Before getting my new MES 40, I did some pretty decent indirect smoking on my Char Grill using Trader Joe's charcoal.  It is basically hickory chips and hickory sawdust held together with starch as the binder.  It producer a very smooth hickory taste, burned very slow and lasted long time.  Easily smoked a 12 lb. turkey with only about 15-20 briquettes.  

My question is, "would there be a problem with using one of the briquettes in my MES instead of a handful of chips?"


----------



## daricksta (Dec 31, 2014)

There are some guys who say they pulverized charcoal briquettes and mixed them in with wood chips or pellets or something and a couple who've used one charcoal briquette in the wood chip holder (I believe). Their reason for adding charcoal was to try to create a smoke ring in meat cooked in an electric smoker, which on its own is just about a chemical impossibility. I don't care about smoke rings so I never out charcoal in my MES 30.

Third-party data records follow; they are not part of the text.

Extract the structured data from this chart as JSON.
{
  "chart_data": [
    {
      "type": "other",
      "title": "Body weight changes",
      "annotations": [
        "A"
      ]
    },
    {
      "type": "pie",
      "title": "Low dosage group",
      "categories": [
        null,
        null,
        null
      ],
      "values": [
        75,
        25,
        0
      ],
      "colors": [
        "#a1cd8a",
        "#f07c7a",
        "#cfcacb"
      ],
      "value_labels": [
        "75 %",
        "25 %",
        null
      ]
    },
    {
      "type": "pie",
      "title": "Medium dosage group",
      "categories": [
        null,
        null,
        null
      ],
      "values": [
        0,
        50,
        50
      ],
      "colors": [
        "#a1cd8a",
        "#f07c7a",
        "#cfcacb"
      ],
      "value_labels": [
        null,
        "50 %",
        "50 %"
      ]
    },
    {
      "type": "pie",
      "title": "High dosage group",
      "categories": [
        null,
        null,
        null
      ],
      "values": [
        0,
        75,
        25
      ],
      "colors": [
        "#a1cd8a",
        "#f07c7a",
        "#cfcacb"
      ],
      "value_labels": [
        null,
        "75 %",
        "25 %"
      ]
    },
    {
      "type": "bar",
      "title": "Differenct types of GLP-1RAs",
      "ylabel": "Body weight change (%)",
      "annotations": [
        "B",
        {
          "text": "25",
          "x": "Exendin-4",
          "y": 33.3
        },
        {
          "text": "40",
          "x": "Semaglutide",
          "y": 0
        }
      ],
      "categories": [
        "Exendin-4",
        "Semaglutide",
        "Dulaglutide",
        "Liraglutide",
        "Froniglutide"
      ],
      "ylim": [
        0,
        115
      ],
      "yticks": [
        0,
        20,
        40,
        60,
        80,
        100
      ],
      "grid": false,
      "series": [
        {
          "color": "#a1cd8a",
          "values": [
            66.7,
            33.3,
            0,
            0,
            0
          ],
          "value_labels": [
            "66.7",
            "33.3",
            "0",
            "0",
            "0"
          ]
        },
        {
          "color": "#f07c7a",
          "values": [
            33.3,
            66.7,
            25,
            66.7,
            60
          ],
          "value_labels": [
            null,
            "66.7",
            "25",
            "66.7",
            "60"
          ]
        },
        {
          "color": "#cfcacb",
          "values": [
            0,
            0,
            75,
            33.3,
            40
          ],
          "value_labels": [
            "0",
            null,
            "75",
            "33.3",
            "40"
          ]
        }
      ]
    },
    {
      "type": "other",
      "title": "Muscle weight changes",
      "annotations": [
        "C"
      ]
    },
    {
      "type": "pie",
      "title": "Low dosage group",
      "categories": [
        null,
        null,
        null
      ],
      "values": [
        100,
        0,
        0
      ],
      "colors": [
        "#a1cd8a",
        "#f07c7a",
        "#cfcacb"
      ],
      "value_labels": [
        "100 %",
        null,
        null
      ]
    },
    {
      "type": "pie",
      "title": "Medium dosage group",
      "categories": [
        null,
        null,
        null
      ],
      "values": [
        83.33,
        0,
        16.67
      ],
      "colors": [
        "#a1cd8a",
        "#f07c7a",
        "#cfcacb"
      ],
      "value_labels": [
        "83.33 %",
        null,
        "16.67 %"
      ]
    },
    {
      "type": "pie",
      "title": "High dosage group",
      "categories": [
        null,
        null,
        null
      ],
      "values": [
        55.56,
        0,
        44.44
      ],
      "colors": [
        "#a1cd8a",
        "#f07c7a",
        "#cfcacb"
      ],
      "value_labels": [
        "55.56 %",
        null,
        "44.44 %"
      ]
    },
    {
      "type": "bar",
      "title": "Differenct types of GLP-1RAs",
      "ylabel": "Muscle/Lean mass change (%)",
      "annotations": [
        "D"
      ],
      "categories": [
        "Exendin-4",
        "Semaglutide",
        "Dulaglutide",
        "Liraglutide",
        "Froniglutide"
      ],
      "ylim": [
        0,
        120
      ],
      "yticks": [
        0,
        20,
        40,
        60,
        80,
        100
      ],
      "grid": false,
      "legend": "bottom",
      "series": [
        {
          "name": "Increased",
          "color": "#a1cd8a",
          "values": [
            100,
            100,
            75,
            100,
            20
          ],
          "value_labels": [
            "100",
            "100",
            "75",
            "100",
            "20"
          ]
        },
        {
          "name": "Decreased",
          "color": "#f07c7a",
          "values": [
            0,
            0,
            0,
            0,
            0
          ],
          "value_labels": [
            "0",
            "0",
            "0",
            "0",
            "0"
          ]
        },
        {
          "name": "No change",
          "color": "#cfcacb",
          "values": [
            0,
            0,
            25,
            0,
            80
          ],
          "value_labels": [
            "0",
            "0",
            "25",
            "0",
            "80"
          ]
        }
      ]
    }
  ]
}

You shouldn't need to ever use charcoal in an electric smoker to get a hickory flavor. You can easily buy hickory wood chips or pellets which work just fine. I only use wood pellets and I've got hickory, oak, pecan, apple, mesquite, and a mix of several woods. You can buy wood pellets and chips made in just about every wood "flavor" you can think of. Wood chips burn up very quickly but wood pellets provide hours of smoke if you set them up correctly. I use the A-MAZE-N Pellet Smoker and greatly enjoy it but there are other products out there.

You can try the charcoal briquette thing and see how it works out for you. Trader Joe's charcoal is really good stuff. I've got a Lowes closer to my home and I buy Stubbs charcoal there. It's outstanding without the additives and fillers Kingsford Blue contains and cheaper than Kingsford Competition. If Stubbs weren't available I'd be using TJ's.


----------